A Retrieval-Augmented Generation (RAG) system that allows you to query and interact with Paul Graham's essays using natural language. This system combines web scraping, text embedding, and OpenAI's language models to provide intelligent responses based on Paul Graham's writings.
- Scrapes essays from Paul Graham's website
- Extracts essay titles, content, and URLs
- Saves data in a structured format
- Includes error handling and logging
- Processes scraped essays into chunks
- Generates embeddings using OpenAI's API
- Implements retry logic and error handling
- Saves embeddings for efficient retrieval
- Provides a conversational interface to query the essays
- Uses embeddings for semantic search
- Generates context-aware responses
- Includes conversation history for better context
- Scraping Essays
from scraper import scrape_essays
essays = scrape_essays()
- Generating Embeddings
from embeddings import generate_embeddings
embeddings = generate_embeddings(essays)
- Querying the RAG System
from rag import RAGSystem
rag = RAGSystem()
response = rag.query("What does Paul Graham say about startups?")

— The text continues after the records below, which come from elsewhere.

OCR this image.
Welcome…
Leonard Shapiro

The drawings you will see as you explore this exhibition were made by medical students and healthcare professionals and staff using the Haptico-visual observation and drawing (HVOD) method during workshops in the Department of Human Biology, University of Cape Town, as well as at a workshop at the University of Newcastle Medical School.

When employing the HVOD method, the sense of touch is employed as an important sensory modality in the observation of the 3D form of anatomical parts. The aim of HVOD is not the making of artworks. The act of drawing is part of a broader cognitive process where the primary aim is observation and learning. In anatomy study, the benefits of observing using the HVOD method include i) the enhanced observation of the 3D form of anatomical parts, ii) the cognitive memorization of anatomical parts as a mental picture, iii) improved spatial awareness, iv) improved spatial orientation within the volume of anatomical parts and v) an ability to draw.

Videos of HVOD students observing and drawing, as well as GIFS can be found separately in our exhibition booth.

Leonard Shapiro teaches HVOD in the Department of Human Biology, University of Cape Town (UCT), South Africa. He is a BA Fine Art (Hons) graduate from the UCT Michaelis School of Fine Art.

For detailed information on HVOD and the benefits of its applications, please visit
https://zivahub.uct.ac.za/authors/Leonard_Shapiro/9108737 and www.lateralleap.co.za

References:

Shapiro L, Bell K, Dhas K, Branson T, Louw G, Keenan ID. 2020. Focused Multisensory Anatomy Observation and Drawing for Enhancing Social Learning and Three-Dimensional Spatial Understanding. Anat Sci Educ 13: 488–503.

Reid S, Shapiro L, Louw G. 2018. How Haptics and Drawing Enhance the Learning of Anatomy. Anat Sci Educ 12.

- Intelligent Search: Uses semantic search to find relevant essay content
- Context-Aware Responses: Maintains conversation history for better context
- Error Handling: Robust error handling and logging throughout
- Chunking: Efficiently processes long essays by breaking them into manageable chunks
- Retry Logic: Implements retry mechanisms for API calls
- Python 3.x
- OpenAI API key
- Required Python packages (see requirements.txt)
This system requires an OpenAI API key to function. Make sure to set your API key in the environment variables before running the system.